Approximating E3-LIN is NP-Hard

This lecture, which I gave for my 18.434 seminar, focuses on the MAX-E3LIN problem. We prove that approximating it is NP-hard by a reduction from LABEL-COVER.

1. Introducing MAX-E3LIN

In the MAX-E3LIN problem, our input is a series of linear equations {\pmod 2} in {n} binary variables, each with three terms. Equivalently, one can think of this as {\pm 1} variables and ternary products. The objective is to maximize the fraction of satisfied equations.

Example 1 (Example of MAX-E3LIN instance)

\displaystyle \begin{aligned} x_1 + x_3 + x_4 &\equiv 1 \pmod 2 \\ x_1 + x_2 + x_4 &\equiv 0 \pmod 2 \\ x_1 + x_2 + x_5 &\equiv 1 \pmod 2 \\ x_1 + x_3 + x_5 &\equiv 1 \pmod 2 \end{aligned}

\displaystyle \begin{aligned} x_1 x_3 x_4 &= -1 \\ x_1 x_2 x_4 &= +1 \\ x_1 x_2 x_5 &= -1 \\ x_1 x_3 x_5 &= -1 \end{aligned}

A diligent reader can check that we may obtain {\frac34} but not {1}.

Remark 2

We immediately notice that

  • If there’s a solution with value {1}, we can find it easily with {\mathbb F_2} linear algebra.
  • It is always possible to get at least {\frac{1}{2}} by selecting all-zero or all-one.

The theorem we will prove today is that these “obvious” observations are essentially the best ones possible! Our main result is that improving the above constants to 51% and 99%, say, is NP-hard.

Theorem 3 (Hardness of MAX-E3LIN)

The {\frac{1}{2}+\varepsilon} vs. {1-\delta} decision problem for MAX-E3LIN is NP-hard.

This means it is NP-hard to decide whether an MAX-E3LIN instance has value {\le \frac{1}{2}+\varepsilon} or {\ge 1-\delta} (given it is one or the other). A direct corollary of this is approximating MAX-SAT is also NP-hard.

Corollary 4

The {\frac78+\varepsilon} vs. {1-\delta} decision problem for MAX-SAT is NP-hard.

Remark 5

The constant {\frac78} is optimal in light of a random assignment. In fact, one can replace {1-\delta} with {\delta}, but we don’t do so here.
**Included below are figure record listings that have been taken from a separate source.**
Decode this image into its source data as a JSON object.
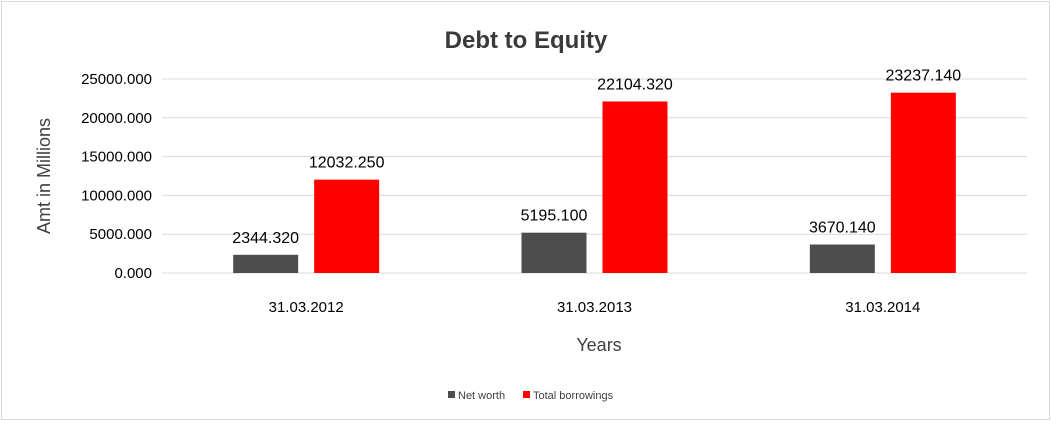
{
  "chart_data": {
    "type": "bar",
    "title": "Debt to Equity",
    "xlabel": "Years",
    "ylabel": "Amt in Millions",
    "categories": [
      "31.03.2012",
      "31.03.2013",
      "31.03.2014"
    ],
    "series": [
      {
        "name": "Net worth",
        "color": "#4d4d4d",
        "values": [
          2344.32,
          5195.1,
          3670.14
        ],
        "labels": [
          "2344.320",
          "5195.100",
          "3670.140"
        ]
      },
      {
        "name": "Total borrowings",
        "color": "#ff0000",
        "values": [
          12032.25,
          22104.32,
          23237.14
        ],
        "labels": [
          "12032.250",
          "22104.320",
          "23237.140"
        ]
      }
    ],
    "ylim": [
      0,
      25000
    ],
    "yticks": [
      0,
      5000,
      10000,
      15000,
      20000,
      25000
    ],
    "ytick_labels": [
      "0.000",
      "5000.000",
      "10000.000",
      "15000.000",
      "20000.000",
      "25000.000"
    ],
    "grid": true,
    "legend_position": "bottom",
    "gridline_color": "#d9d9d9"
  }
}
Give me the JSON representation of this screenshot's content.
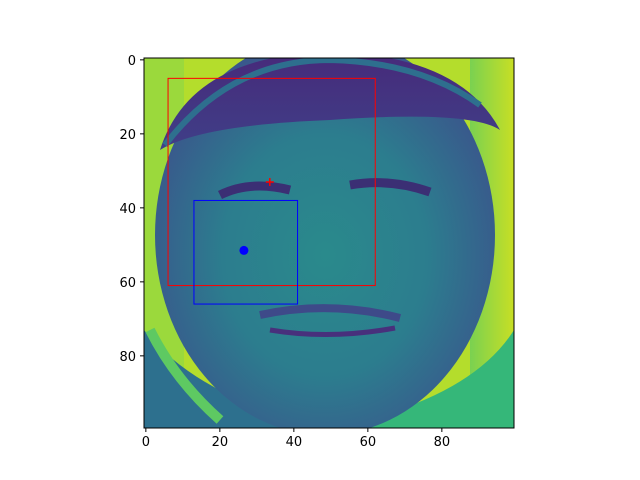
{
  "chart_data": {
    "type": "image",
    "title": "",
    "xlabel": "",
    "ylabel": "",
    "image_shape": [
      100,
      100
    ],
    "xlim": [
      -0.5,
      99.5
    ],
    "ylim": [
      99.5,
      -0.5
    ],
    "x_ticks": [
      0,
      20,
      40,
      60,
      80
    ],
    "y_ticks": [
      0,
      20,
      40,
      60,
      80
    ],
    "colormap": "viridis",
    "grid": false,
    "legend": "none",
    "overlays": [
      {
        "kind": "rectangle",
        "name": "red-box",
        "color": "#ff0000",
        "x0": 6,
        "y0": 5,
        "x1": 62,
        "y1": 61
      },
      {
        "kind": "rectangle",
        "name": "blue-box",
        "color": "#0000ff",
        "x0": 13,
        "y0": 38,
        "x1": 41,
        "y1": 66
      },
      {
        "kind": "marker",
        "name": "red-plus",
        "color": "#ff0000",
        "shape": "plus",
        "x": 33.5,
        "y": 33
      },
      {
        "kind": "marker",
        "name": "blue-dot",
        "color": "#0000ff",
        "shape": "circle",
        "x": 26.5,
        "y": 51.5
      }
    ]
  }
}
Proof: Given an equation {a+b+c=1} in MAX-E3LIN, we consider four formulas {a \lor \neg b \lor \neg c}, {\neg a \lor b \lor \neg c}, {a \lor \neg b \lor \neg c}, {a \lor b \lor c}. Either three or four of them are satisfied, with four occurring exactly when {a+b+c=0}. One does a similar construction for {a+b+c=1}. \Box

The hardness of MAX-E3LIN is relevant to the PCP theorem: using MAX-E3LIN gadgets, Ha}stad was able to prove a very strong version of the PCP theorem, in which the verifier merely reads just three bits of a proof!

Theorem 6 (Hastad PCP)

Let {\varepsilon, \delta > 0}. We have

\displaystyle \mathbf{NP} \subseteq \mathbf{PCP}_{\frac{1}{2}+\varepsilon, 1-\delta}(3, O(\log n)).

In other words, any {L \in \mathbf{NP}} has a (non-adaptive) verifier with the following properties.

  • The verifier uses {O(\log n)} random bits, and queries just three (!) bits.
  • The acceptance condition is either {a+b+c=1} or {a+b+c=0}.
  • If {x \in L}, then there is a proof {\Pi} which is accepted with probability at least {1-\delta}.
  • If {x \notin L}, then every proof is accepted with probability at most {\frac{1}{2} + \varepsilon}.

2. Label Cover

We will prove our main result by reducing from the LABEL-COVER. Recall LABEL-COVER is played as follows: we have a bipartite graph {G = U \cup V}, a set of keys {K} for vertices of {U} and a set of labels {L} for {V}. For every edge {e = \{u,v\}} there is a function {\pi_e : L \rightarrow K} specifying a key {k = \pi_e(\ell) \in K} for every label {\ell \in L}. The goal is to label the graph {G} while maximizing the number of edges {e} with compatible key-label pairs.

Approximating LABEL-COVER is NP-hard:

Theorem 7 (Hardness of LABEL-COVER)

The {\eta} vs. {1} decision problem for LABEL-COVER is NP-hard for every {\eta > 0}, given {|K|} and {|L|} are sufficiently large in {\eta}.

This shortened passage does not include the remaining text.